When War is not a Metaphor

We have voiced our objections to the militarization of the language surrounding foreign exchange and trade.  For several years, the media and journalists played up ideas of currency wars–beggar-thy-neighbor competitive devaluations.   Leave aside the fact that it was often indistinguishable from easy monetary policies to facilitate economic recovery and arrest deflationary forces.  

Now it is trade wars, which have captured the collective imagination.  While trade tensions have increased, these still seem to be low rungs on the escalation ladder.    So far, the trade actions cover a very small part of global trade and a small part of US trade. Announcing details of previously announced measures should not count as a fresh escalation.  However, with China’s retaliation, the ball is back in the US court.  Should the US retaliate now, the provocation would be an escalation. 

However, there are real wars taking place that are not simply metaphors.  Yesterday, Houthi rebels in Yemen struck a Saudi oil tanker with a missile.  The attack in retaliation for a Saudi strike on the only Yemeni seaport controlled by the rebels.  Saudi Arabia has led a coalition that has been bombing the Houthis and their allies for three years.  

The Houthis do not have an air force, but they have been supplied with missiles, ostensibly from Iran, and have used them against Saudi Arabia. Last month they struck with seven missiles.   Yemen is a catastrophe.  The UN estimates that 22 mln of the country’s 27 mln people need emergency aid, and 2/3 of the people have little or no food.  Yesterday, UN Secretary-General Guterres said that more than half the money raised for Yemen has come from Saudi Arabia.  

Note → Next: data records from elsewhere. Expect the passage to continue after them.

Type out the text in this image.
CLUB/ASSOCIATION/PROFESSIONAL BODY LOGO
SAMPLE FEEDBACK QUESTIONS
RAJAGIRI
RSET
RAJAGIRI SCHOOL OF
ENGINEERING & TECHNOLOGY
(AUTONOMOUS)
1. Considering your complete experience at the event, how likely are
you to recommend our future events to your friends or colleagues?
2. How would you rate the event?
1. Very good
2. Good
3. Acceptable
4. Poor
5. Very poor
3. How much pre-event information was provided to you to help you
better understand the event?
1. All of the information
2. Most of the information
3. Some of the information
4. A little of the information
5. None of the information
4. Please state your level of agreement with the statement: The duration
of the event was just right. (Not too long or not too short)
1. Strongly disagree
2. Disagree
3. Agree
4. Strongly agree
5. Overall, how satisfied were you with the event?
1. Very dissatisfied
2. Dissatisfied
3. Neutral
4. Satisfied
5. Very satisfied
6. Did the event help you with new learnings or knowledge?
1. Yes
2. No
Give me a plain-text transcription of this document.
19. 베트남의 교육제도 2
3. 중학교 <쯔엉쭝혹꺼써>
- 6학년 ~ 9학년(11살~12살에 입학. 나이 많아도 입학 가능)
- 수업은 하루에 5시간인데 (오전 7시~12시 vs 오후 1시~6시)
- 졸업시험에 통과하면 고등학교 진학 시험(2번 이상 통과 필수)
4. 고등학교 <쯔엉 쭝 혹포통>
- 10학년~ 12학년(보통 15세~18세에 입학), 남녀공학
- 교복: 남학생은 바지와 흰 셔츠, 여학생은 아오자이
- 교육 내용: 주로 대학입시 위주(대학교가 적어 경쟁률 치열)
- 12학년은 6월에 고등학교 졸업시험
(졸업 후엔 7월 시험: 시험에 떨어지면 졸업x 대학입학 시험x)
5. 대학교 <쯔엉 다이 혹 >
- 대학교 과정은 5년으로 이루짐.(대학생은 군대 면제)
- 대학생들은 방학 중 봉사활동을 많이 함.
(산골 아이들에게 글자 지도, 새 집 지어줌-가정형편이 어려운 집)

The conflict is generally understood as an expression of the underlying conflict between Iran and Saudi Arabia.  That conflict cannot be simply reduced to the Sunni/Shia.  Saudi Arabia is reaching out to the other large Shia country, Iraq.  There is a wide range of issues that separate Saudi Arabia and Iran and that conflict seem to be superseding the Israel-Palestine issue as the main organizing principle in the Middle East.  

Following the precept that the enemy of my enemy is a friend, there seems to be a rapprochement between Saudi Arabia and Israel.  The Crown Prince Mohammed bin Salman (MBS) is changing both domestic and foreign policy.  Last September, and behind several of its neighbors, Saudi Arabia finally permitted women to drive.  More recently, during his visit to the US, MBS explicitly recognized the right of Israel to exist.   Qatar may have been the first to thaw its relationship with Israel, with some trade and cultural exchanges. In the past, Saudi Arabia has set as a precondition for a closer bilateral relationship is for Israel to return to the pre-1967 borders, but this time that precondition seemed to have been dropped.  

In a parallel development, Saudi Arabia’s stock market is being considered for inclusion in the MSCI Emerging Markets Index and a decision is expected in June.  At the end of last month, FTSE Russell decided to begin including Saudi shares in its benchmark starting in the middle of next year.  It is estimated that around $5.5 bln will flow into Saudi stocks from this decision by passive funds.  The weighting of Saudi shares will be about 2.7% initially and could rise to 4.6% depending on the Aramco float expected early next year. 

Several new US Administration officials look to sharpen the US confrontation with Iran.  At the same time, Iran and Russia are improving ties.  Iran may either join or enter into a trade agreement with Russia’s “Eurasian Economic Union.”   As the rival blocs are hardening, it is noteworthy that OPEC is staying united.  Indeed, if the nuclear deal with Iran is scuttled, and sanctions against Iranian oil is reinstated, it may be positive for oil prices and the fear of such a scenario may have helped lift oil prices recently. 

Indeed, OPEC’s adherence to the quotas has been impressive, though the recent decline is not so much a function of discipline.  The loss of 100k barrels a day from Venezuela is due to economic incompetence, and a decline about half as much from Algeria is due to maintenance.  

Trade tensions are negative for oil prices, if for no other reason than it is perceived to weigh on world growth.  WTI for May delivery has fallen to a two-week low near $62 today.   A trendline off the mid-February low comes in slightly lower today and is rising 10 cents a day and will be at $62 at the end of the week.  Oil prices have been rising since mid-2017 (~$44.45), and the high reached in late March (~$66.50) appears to have completed a move.  Technical indicators warn the risk is on the downside.  

US oil inventories fell in two of the last three weeks of the Q1.  However, one of the reasons US inventories are falling is that exports are rising.  At the end of March, US crude oil inventories rose to a record of 2.18 mln barrels a day.  The US is exporting a little less than a fifth of its production.